A C14 church almost entirely rebuilt, and slightly enlarged, in the mid- to late C19: the tower by T.H.Wyatt in 1846; the S wall, porch and chancel, new windows in the N wall, and added N transept all by Richard Creed in 1887-8.

Exterior

A very attractively sited parish church of modest proportions which, although now mostly of C19 construction, retains something of its irregular medieval character. Built of sandstone and conglomerate ("pudding-stone") rubble brought to courses, except the tower which is regularly-coursed; with freestone dressings and graduated stone slate roofs. It consists of a relatively low nave with a S porch and an added transept to the E end of its N side; a lower chancel; and a 3-stage W tower. This has diagonal buttresses, a cornice with sunk moulding, and stepped battlements; a large 2-centred arched and double-chamfered W doorway with a hollow-moulded hoodmould; a trefoil-headed 1-light window to the 2nd stage; and a slightly set-back belfry stage defined by string-courses, with a 2-centred arched belfry window of 2 trefoil lights with a quatrefoil in the head.

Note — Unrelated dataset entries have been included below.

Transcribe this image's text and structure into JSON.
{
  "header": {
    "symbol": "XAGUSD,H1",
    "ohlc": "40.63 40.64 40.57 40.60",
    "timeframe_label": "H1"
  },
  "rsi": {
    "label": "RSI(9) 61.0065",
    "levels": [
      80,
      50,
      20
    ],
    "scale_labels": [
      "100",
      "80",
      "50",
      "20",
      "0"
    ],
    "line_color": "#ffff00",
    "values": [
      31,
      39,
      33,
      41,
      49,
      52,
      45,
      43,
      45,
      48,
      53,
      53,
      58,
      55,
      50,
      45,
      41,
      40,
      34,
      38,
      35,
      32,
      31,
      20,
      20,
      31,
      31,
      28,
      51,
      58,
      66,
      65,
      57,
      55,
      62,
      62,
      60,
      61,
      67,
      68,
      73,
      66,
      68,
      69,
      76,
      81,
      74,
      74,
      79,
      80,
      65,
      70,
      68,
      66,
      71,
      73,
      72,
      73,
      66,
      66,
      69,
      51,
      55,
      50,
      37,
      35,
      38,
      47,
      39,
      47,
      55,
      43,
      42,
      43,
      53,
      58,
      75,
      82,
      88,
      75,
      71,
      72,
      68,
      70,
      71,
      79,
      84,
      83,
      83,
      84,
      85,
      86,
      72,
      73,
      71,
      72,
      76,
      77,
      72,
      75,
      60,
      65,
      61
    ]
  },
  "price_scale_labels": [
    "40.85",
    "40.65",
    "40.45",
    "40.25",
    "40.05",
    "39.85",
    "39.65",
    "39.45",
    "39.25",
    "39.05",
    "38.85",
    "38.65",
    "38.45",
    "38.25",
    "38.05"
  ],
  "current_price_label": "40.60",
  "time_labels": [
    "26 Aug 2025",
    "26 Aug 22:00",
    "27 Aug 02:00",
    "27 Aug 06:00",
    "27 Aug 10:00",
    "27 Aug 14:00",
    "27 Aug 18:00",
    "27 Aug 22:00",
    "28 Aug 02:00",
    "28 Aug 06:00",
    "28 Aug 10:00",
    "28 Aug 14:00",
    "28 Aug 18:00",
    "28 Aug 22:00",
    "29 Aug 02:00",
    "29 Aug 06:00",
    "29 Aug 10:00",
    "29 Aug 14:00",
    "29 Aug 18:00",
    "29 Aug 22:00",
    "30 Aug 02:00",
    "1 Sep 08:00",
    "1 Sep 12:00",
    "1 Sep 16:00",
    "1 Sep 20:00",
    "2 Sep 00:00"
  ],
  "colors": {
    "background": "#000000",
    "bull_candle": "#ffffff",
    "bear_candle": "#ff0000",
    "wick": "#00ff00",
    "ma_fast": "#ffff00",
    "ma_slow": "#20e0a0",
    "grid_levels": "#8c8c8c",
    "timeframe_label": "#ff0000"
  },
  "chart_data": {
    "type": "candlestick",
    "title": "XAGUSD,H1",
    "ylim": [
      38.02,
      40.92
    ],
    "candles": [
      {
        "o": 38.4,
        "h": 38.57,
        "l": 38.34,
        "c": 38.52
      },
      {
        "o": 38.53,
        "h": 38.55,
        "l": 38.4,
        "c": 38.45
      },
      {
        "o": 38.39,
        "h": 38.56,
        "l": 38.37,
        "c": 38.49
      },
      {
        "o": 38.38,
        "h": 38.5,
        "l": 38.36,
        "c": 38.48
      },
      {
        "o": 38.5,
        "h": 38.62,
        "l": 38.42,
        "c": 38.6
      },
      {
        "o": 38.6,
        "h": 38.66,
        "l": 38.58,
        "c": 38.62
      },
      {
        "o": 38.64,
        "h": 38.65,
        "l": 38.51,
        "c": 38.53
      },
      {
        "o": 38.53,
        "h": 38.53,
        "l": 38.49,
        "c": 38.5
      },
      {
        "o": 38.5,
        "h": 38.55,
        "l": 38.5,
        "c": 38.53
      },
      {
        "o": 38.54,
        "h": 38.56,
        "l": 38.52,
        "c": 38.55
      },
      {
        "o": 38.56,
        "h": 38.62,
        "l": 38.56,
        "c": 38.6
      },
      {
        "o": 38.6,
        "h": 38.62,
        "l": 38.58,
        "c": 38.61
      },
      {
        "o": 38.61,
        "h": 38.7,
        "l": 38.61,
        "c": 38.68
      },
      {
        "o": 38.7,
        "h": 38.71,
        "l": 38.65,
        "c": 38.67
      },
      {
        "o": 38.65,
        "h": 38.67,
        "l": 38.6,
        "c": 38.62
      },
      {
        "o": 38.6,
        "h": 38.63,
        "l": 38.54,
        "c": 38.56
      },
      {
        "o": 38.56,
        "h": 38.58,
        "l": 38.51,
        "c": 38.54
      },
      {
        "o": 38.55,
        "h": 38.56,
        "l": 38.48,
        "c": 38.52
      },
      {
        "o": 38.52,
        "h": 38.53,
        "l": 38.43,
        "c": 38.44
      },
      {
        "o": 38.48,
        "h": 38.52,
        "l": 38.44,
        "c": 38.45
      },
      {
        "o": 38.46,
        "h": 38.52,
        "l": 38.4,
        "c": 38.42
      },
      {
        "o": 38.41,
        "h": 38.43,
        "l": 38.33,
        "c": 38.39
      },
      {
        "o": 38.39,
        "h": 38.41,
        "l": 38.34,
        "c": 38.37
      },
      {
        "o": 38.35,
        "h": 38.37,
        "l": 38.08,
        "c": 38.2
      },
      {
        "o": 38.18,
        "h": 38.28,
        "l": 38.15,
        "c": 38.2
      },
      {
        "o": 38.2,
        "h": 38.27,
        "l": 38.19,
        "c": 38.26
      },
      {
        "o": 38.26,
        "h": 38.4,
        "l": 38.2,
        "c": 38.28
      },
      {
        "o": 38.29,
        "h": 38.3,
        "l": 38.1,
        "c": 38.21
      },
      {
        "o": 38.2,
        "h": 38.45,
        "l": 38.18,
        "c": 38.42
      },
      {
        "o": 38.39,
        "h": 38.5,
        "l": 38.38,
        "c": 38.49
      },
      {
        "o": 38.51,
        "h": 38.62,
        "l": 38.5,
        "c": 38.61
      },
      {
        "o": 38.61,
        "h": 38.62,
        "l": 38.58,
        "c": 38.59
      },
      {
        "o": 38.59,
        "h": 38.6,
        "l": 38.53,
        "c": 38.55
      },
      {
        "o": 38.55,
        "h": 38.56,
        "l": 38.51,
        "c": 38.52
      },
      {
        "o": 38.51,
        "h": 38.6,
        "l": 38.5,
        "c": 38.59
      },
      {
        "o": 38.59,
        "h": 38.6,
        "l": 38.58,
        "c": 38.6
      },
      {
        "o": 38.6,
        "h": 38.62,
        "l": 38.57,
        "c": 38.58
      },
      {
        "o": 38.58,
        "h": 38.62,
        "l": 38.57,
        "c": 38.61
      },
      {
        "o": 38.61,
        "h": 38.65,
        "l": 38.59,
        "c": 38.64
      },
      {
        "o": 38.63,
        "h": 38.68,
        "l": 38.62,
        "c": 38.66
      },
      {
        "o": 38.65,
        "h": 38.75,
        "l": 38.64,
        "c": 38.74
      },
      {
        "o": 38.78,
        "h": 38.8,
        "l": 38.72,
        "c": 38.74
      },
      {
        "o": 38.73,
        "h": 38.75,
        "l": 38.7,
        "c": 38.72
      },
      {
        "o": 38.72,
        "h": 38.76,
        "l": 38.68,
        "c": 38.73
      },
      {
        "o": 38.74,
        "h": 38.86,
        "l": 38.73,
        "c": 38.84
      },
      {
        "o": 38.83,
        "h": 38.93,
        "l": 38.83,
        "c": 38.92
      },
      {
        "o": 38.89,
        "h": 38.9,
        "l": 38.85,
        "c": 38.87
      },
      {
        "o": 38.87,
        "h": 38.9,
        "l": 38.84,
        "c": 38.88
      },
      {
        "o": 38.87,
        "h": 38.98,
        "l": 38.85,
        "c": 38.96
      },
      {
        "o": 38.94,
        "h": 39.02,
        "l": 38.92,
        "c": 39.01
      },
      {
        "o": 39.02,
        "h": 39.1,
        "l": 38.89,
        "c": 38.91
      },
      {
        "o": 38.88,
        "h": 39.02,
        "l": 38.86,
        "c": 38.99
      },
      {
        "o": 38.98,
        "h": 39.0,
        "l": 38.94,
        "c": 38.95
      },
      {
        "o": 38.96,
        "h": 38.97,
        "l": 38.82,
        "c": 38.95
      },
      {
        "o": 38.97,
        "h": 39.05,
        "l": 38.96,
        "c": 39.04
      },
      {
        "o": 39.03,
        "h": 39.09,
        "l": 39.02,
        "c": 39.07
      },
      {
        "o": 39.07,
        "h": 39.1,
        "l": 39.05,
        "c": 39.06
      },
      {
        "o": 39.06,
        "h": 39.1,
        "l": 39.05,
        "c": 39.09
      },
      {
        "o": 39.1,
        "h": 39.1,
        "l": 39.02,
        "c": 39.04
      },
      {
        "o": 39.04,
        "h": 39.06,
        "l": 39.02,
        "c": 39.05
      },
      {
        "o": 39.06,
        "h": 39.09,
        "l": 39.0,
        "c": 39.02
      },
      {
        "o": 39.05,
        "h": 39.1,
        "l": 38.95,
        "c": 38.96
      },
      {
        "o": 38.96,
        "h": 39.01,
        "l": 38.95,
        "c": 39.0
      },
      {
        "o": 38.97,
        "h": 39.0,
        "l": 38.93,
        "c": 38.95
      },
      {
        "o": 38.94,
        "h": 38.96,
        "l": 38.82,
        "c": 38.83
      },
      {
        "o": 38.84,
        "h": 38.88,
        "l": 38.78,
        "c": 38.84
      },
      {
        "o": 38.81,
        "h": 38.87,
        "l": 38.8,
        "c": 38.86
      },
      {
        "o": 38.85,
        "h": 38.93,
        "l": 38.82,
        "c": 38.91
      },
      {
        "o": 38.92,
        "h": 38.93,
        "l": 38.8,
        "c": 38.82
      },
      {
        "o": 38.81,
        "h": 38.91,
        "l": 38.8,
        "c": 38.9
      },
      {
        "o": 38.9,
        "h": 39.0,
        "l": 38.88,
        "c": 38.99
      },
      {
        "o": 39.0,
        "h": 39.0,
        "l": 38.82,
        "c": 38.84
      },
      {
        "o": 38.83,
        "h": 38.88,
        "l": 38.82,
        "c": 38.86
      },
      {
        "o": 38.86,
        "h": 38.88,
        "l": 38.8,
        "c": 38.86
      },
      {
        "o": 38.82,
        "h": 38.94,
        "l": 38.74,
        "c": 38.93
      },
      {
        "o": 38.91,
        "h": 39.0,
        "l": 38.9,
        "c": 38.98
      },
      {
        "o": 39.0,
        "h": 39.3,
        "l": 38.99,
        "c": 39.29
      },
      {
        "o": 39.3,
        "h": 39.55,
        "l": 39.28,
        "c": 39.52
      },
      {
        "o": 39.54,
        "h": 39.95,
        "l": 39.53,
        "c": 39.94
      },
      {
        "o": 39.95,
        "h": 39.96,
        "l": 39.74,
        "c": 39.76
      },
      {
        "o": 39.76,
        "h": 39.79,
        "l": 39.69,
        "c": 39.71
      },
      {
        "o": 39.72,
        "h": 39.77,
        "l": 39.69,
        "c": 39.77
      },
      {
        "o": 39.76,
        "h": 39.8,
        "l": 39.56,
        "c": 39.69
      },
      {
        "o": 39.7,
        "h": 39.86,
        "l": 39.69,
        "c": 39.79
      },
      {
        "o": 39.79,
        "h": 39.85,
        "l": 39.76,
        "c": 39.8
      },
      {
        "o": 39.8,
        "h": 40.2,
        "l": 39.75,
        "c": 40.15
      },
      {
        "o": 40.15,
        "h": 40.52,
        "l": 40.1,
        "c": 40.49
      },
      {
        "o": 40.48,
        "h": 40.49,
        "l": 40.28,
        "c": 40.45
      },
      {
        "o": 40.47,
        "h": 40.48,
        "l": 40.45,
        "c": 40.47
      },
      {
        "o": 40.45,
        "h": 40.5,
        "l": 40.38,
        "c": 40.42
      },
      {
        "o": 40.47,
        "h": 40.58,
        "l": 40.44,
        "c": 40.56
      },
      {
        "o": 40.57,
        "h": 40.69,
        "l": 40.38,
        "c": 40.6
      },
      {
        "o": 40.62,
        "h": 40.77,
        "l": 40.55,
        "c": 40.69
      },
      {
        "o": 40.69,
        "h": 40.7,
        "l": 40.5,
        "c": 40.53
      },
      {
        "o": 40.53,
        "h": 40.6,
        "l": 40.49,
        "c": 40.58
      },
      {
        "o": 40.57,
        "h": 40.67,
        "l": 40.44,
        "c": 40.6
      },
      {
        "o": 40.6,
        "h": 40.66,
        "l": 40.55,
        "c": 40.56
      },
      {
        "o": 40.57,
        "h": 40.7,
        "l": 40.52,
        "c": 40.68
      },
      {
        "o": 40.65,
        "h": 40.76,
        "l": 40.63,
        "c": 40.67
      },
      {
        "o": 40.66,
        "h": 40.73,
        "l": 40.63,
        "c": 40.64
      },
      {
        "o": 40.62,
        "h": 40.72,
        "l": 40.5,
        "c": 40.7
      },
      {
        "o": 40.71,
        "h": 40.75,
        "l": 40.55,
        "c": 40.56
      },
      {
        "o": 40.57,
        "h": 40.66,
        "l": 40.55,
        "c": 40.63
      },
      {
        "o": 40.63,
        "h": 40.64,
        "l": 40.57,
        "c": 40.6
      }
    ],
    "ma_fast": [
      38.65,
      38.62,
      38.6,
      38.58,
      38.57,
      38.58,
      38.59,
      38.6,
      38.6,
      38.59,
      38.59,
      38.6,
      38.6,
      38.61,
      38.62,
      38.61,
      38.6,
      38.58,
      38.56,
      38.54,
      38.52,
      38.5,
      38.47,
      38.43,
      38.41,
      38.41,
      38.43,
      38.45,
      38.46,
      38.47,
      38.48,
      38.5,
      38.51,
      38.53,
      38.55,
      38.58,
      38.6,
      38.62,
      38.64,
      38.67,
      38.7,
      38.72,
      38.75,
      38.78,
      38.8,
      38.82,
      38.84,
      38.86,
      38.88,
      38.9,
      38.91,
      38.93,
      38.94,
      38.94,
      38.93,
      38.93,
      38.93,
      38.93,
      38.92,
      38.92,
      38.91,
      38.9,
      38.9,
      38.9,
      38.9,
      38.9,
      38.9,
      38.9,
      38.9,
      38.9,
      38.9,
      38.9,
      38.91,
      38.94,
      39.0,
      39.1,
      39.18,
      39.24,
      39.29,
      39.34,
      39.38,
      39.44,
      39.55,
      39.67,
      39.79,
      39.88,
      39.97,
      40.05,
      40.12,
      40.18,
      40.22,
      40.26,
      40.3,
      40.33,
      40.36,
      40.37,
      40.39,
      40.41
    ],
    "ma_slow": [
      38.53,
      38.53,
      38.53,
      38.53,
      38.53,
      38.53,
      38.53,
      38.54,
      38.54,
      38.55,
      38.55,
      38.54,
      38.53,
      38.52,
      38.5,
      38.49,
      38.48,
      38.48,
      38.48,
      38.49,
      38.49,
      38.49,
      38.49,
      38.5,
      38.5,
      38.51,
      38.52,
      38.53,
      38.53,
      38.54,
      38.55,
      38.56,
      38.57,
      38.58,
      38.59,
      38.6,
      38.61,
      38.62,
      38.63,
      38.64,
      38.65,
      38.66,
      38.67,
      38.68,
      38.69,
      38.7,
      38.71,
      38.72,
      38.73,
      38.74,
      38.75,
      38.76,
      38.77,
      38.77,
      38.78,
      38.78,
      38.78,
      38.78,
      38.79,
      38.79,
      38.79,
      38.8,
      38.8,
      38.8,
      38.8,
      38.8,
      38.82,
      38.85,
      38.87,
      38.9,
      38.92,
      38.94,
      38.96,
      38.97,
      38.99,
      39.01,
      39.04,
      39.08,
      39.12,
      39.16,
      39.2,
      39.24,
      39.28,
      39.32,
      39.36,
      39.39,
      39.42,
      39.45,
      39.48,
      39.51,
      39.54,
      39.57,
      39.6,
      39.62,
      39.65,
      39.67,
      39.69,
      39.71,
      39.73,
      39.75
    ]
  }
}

The S side has a square-headed window of 2 trefoil lights to the 1st stage, but is otherwise the same; and the N and E sides have only cusped lancet belfry windows.
The nave has on its S side a Victorian gabled porch with medieval-style timber-framed superstructure including arch-bracing to a brattished tie-beam; cusped bargeboarding; and a 2-centred arched inner doorway. To the left is a 1-light window with Perpendicular tracery; to the right, a small 2-centred arched window of 2 trefoil lights with a quatrefoil in the head; further right, a large square-headed 3-light window with cusped ogee-headed lights and shallow Perpendicular-style tracery in the head; and at a high level to the right of this is a very small cusped-ogee arched window (reproducing the lighting of a former rood loft). The chancel has a C19 2-centred arched priest door and a window of 2 trefoil lights; and a large 3-light E window with tracery.
On the N side the nave has 3 Victorian lancet windows with trefoil tracery; the transept at its E end has a 2-centred arched N window with intersecting tracery, and in it W wall a very small 2-centred arched doorway.

Interior

Simple nave with good medieval-style 5-bay crown-post collar-rafter roof, the rafters of the two W bays exposed but the others with wagon-roof board ceiling; a moulded 2-centred tower arch, and a similar chancel arch. The chancel has scored stucco lining to the walls, and 2 arch-braced roof trusses. The N transept (effectively the Bosanquet chapel) contains 4 benches with poppy-head bench-ends, and its E and W walls are lined with 7 monuments commemorating various members of the Bosanquet family of Dingestow Court, from 1806 to 1975, those of principal historical interest being: (1) a white marble tablet on the W wall, in a Gothick frame, with a long inscription commemorating Samuel Bosanquet of Forest House in Essex and Dingestow Court, d.1806; (2) a large Gothic arch in the E wall containing a standing monument with a seated figure of Faith comforting a grieving woman collapsed across her lap, commemorating the Rt Hon. Sir John Bernard Bosanquet (of the same), d.1847; (3) Samuel John Anson Bosanquet, Lieut.RNVR, only son of Sir Ronald and Lady Bosanquet, killed on active service 1944, aged 33 (father of the present owner of Dingestow Court). On the S wall of the nave there is also a monument to Samuel Richard Bosanquet, d.1882.

Reasons for Listing

Included as the principal architectural feature in the village of Dingestow, as an intelligent Victorian rebuild of the medieval original; and for its historical associations with the Bosanquet family of Dingestow Court (q.v.), expressed in a fine series of memorials.